В блиндаж вошел ординарец Семилетова, быстрый, стремительный грузин Донадзе. Он передал устное донесение Семилетова о том, что разведчики Молодежного отряда только что привели из высокогорной кошары полонянку.
– Пойди, Лагунов, посмотри, разберись, – сказал Кожанов, усмехаясь. – Лес населен врагами. Могут такую привести девушку – весь лагерь на воздух.
Большая группа партизан собралась возле вечного костра, разложенного у скалы. Партизаны окружили приведенную девушку, ее за людьми не было видно, другие стояли возле Коли Шувалова. Он пил воду из принесенного Люсей кувшина и взволнованно рассказывал, как они освободили девушку в горной кошаре на Яйле.
Саша с кинжалом подполз к двум полицейским, которые вязали черноокую русскую девушку с рассыпанными по плечам волосами, бросился на них и прикончил.
Саша сидел на пеньке, отвернувшись, словно прислушивался к скрипу ветвей.
Я с Люсей подошел к партизанам, окружившим девушку. Она стояла ближе к скале, отмахиваясь от дыма костра, и своими влажными, черными и чуть скошенными глазами жадно выискивала кого-то в толпе.
Я смотрел на девушку, стоявшую у скалы, и вдруг отчетливо вспомнил лунную ночь в ставропольском селе близ степного озера Цаца и топот девичьих черевичек по деревянным ступеням крыльца.
Да, это была Катерина – колхозница из Ставрополья, передававшая письмо Каратазову.
– А нема ли среди вас моего Петечки? – спросила она.

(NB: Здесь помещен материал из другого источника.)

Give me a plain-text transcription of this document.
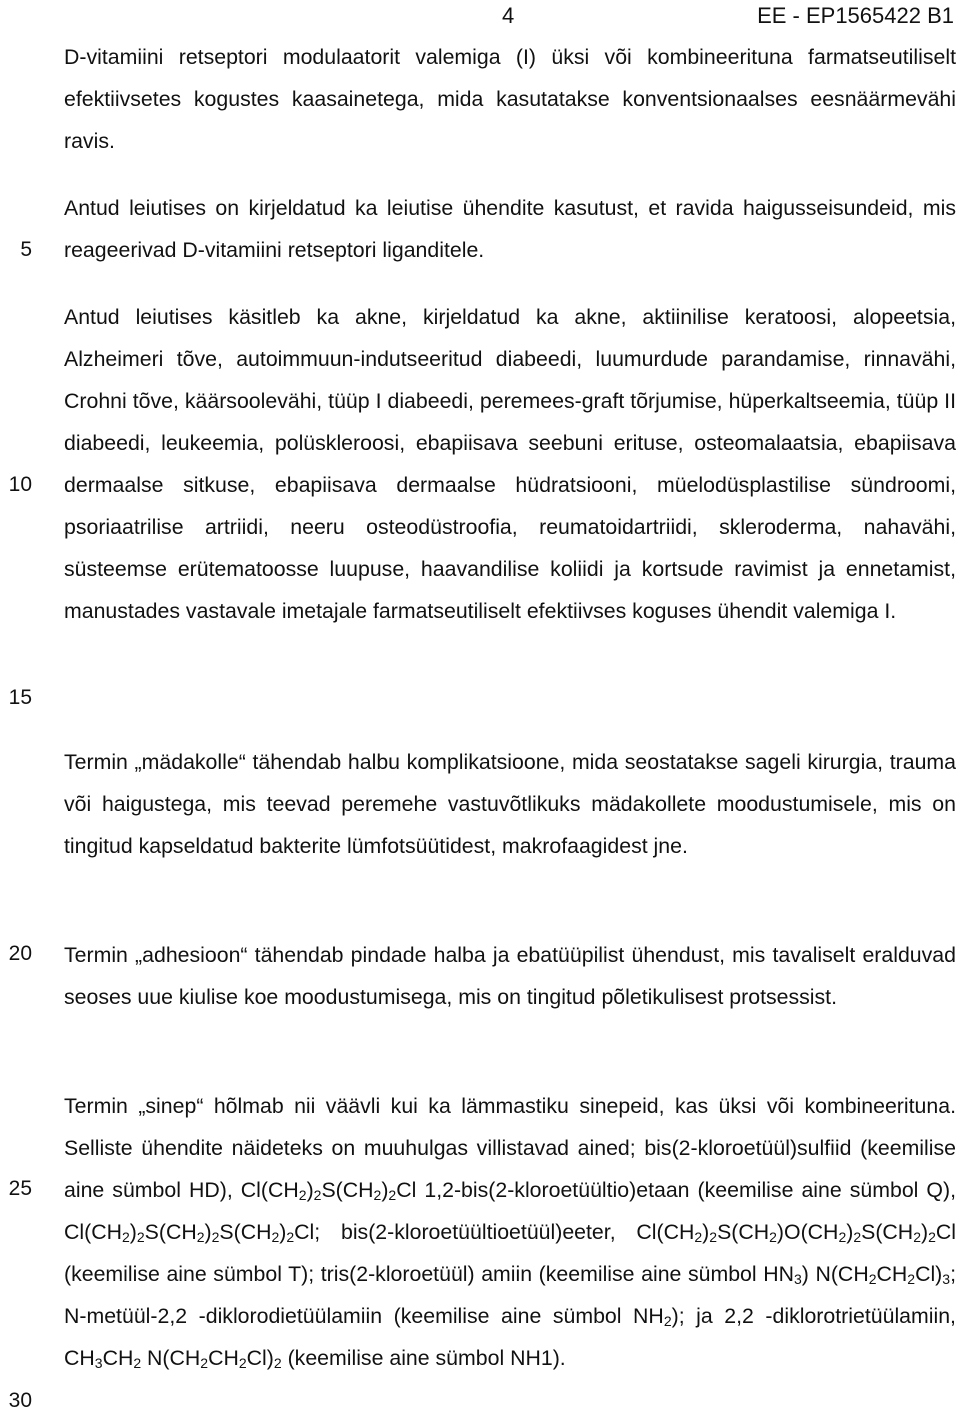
4	EE - EP1565422 B1
5
10
15
20
25
30

D-vitamiini retseptori modulaatorit valemiga (I) üksi või kombineerituna farmatseutiliselt efektiivsetes kogustes kaasainetega, mida kasutatakse konventsionaalses eesnäärmevähi ravis.

Antud leiutises on kirjeldatud ka leiutise ühendite kasutust, et ravida haigusseisundeid, mis reageerivad D-vitamiini retseptori liganditele.

Antud leiutises käsitleb ka akne, kirjeldatud ka akne, aktiinilise keratoosi, alopeetsia, Alzheimeri tõve, autoimmuun-indutseeritud diabeedi, luumurdude parandamise, rinnavähi, Crohni tõve, käärsoolevähi, tüüp I diabeedi, peremees-graft tõrjumise, hüperkaltseemia, tüüp II diabeedi, leukeemia, polüskleroosi, ebapiisava seebuni erituse, osteomalaatsia, ebapiisava dermaalse sitkuse, ebapiisava dermaalse hüdratsiooni, müelodüsplastilise sündroomi, psoriaatrilise artriidi, neeru osteodüstroofia, reumatoidartriidi, skleroderma, nahavähi, süsteemse erütematoosse luupuse, haavandilise koliidi ja kortsude ravimist ja ennetamist, manustades vastavale imetajale farmatseutiliselt efektiivses koguses ühendit valemiga I.

Termin „mädakolle“ tähendab halbu komplikatsioone, mida seostatakse sageli kirurgia, trauma või haigustega, mis teevad peremehe vastuvõtlikuks mädakollete moodustumisele, mis on tingitud kapseldatud bakterite lümfotsüütidest, makrofaagidest jne.

Termin „adhesioon“ tähendab pindade halba ja ebatüüpilist ühendust, mis tavaliselt eralduvad seoses uue kiulise koe moodustumisega, mis on tingitud põletikulisest protsessist.

Termin „sinep“ hõlmab nii väävli kui ka lämmastiku sinepeid, kas üksi või kombineerituna. Selliste ühendite näideteks on muuhulgas villistavad ained; bis(2-kloroetüül)sulfiid (keemilise aine sümbol HD), $Cl(CH_2)_2S(CH_2)_2Cl$ 1,2-bis(2-kloroetüültio)etaan (keemilise aine sümbol Q), $Cl(CH_2)_2S(CH_2)_2S(CH_2)_2Cl$; bis(2-kloroetüültioetüül)eeter, $Cl(CH_2)_2S(CH_2)O(CH_2)_2S(CH_2)_2Cl$ (keemilise aine sümbol T); tris(2-kloroetüül) amiin (keemilise aine sümbol $HN_3$) $N(CH_2CH_2Cl)_3$; N-metüül-2,2 -diklorodietüülamiin (keemilise aine sümbol $NH_2$); ja 2,2 -diklorotrietüülamiin, $CH_3CH_2$ $N(CH_2CH_2Cl)_2$ (keemilise aine sümbol NH1).
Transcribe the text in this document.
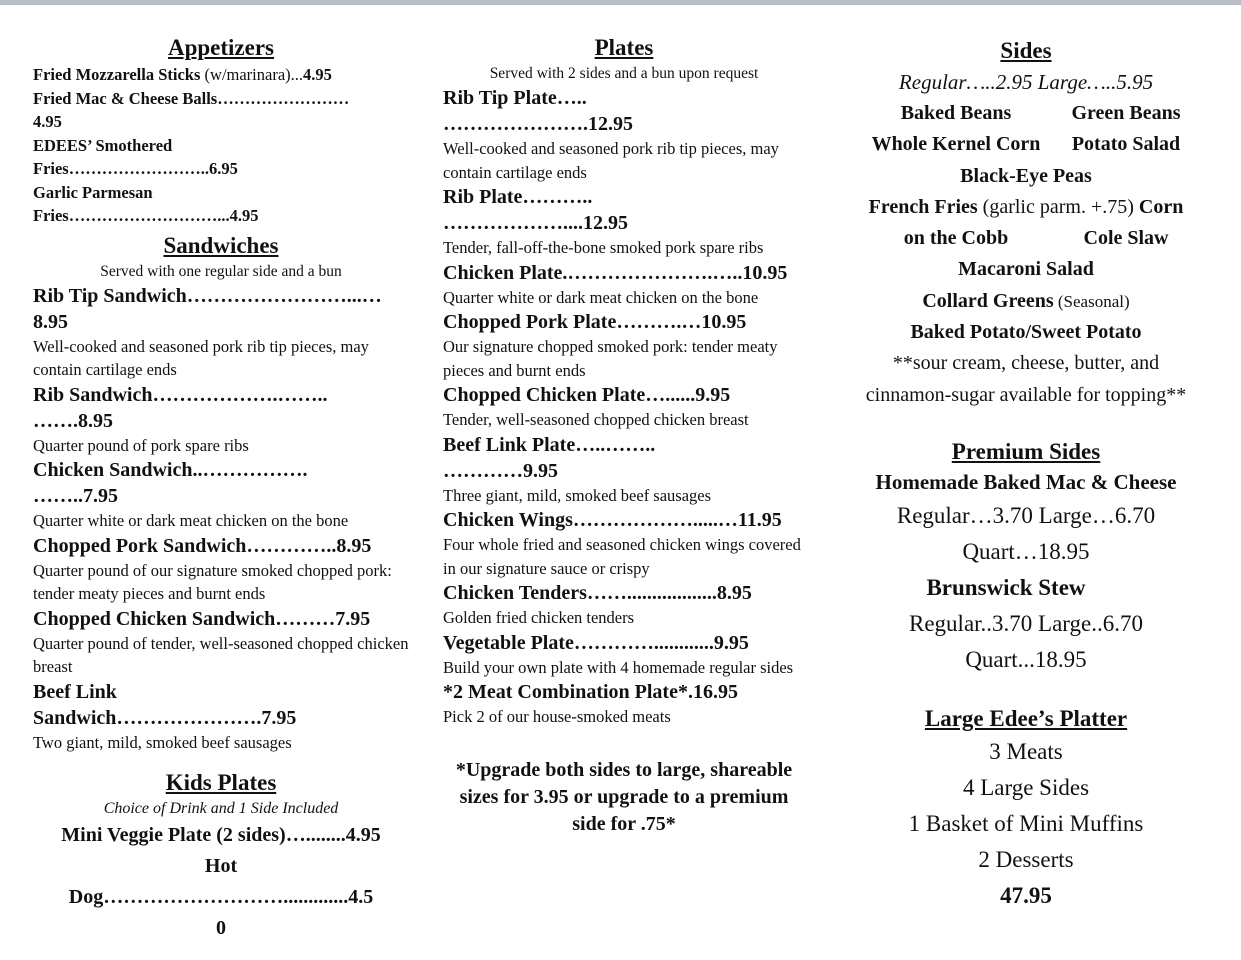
Appetizers
Fried Mozzarella Sticks (w/marinara)...4.95
Fried Mac & Cheese Balls……………………
4.95
EDEES’ Smothered
Fries……………………..6.95
Garlic Parmesan
Fries………………………...4.95
Sandwiches
Served with one regular side and a bun
Rib Tip Sandwich……………………...…
8.95
Well-cooked and seasoned pork rib tip pieces, may contain cartilage ends
Rib Sandwich……………….……..
…….8.95
Quarter pound of pork spare ribs
Chicken Sandwich..…………….
……..7.95
Quarter white or dark meat chicken on the bone
Chopped Pork Sandwich…………..8.95
Quarter pound of our signature smoked chopped pork: tender meaty pieces and burnt ends
Chopped Chicken Sandwich………7.95
Quarter pound of tender, well-seasoned chopped chicken breast
Beef Link
Sandwich………………….7.95
Two giant, mild, smoked beef sausages
Kids Plates
Choice of Drink and 1 Side Included
Mini Veggie Plate (2 sides)…........4.95
Hot
Dog……………………….............4.5
0
Plates
Served with 2 sides and a bun upon request
Rib Tip Plate…..
………………….12.95
Well-cooked and seasoned pork rib tip pieces, may contain cartilage ends
Rib Plate………..
………………....12.95
Tender, fall-off-the-bone smoked pork spare ribs
Chicken Plate.………………….…..10.95
Quarter white or dark meat chicken on the bone
Chopped Pork Plate……….…10.95
Our signature chopped smoked pork: tender meaty pieces and burnt ends
Chopped Chicken Plate…......9.95
Tender, well-seasoned chopped chicken breast
Beef Link Plate…..……..
…………9.95
Three giant, mild, smoked beef sausages
Chicken Wings……………….....…11.95
Four whole fried and seasoned chicken wings covered in our signature sauce or crispy
Chicken Tenders……..................8.95
Golden fried chicken tenders
Vegetable Plate…………............9.95
Build your own plate with 4 homemade regular sides
*2 Meat Combination Plate*.16.95
Pick 2 of our house-smoked meats
*Upgrade both sides to large, shareable sizes for 3.95 or upgrade to a premium side for .75*
Sides
Regular…..2.95 Large…..5.95
Baked Beans	Green Beans
Whole Kernel Corn	Potato Salad
Black-Eye Peas
French Fries (garlic parm. +.75) Corn
on the Cobb	Cole Slaw
Macaroni Salad
Collard Greens (Seasonal)
Baked Potato/Sweet Potato
**sour cream, cheese, butter, and
cinnamon-sugar available for topping**
Premium Sides
Homemade Baked Mac & Cheese
Regular…3.70 Large…6.70
Quart…18.95
Brunswick Stew
Regular..3.70 Large..6.70
Quart...18.95
Large Edee’s Platter
3 Meats
4 Large Sides
1 Basket of Mini Muffins
2 Desserts
47.95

Это ее голос, полный скорби и надежды.
У Катерины не было сейчас сережек, она была одета в рваное платье из простого ситца. Кто-то из партизан набросил ей на плечи шаль с пестрыми стамбульскими цветами. Концы этой роскошной шали упали на землю, и Катерина небрежно наступила на нее ногой, бросилась ко мне с радостным криком.
– Ой, товарищ! – Катерина принялась осыпать меня поцелуями. – Да дайте же мне вас поцеловать! Да это же вы, тот самый товарищ! Да это же вы, дорогой мой! Да это ж вы!
Партизаны засмеялись, а Шувалов помрачнел, покосился на меня, и плеть, как хвост ящерицы, извивалась у его голенища.
Люся уронила кувшин на землю, и бледность разлилась по ее лицу. А глаза, милые ее глаза, сузились и с негодованием вонзились в меня.
Катерина, очнувшись от своего порыва, вдруг оглянулась кругом с тревогой. Верхняя губа ее покрылась росой, и страдальческая гримаса передернула ее лицо.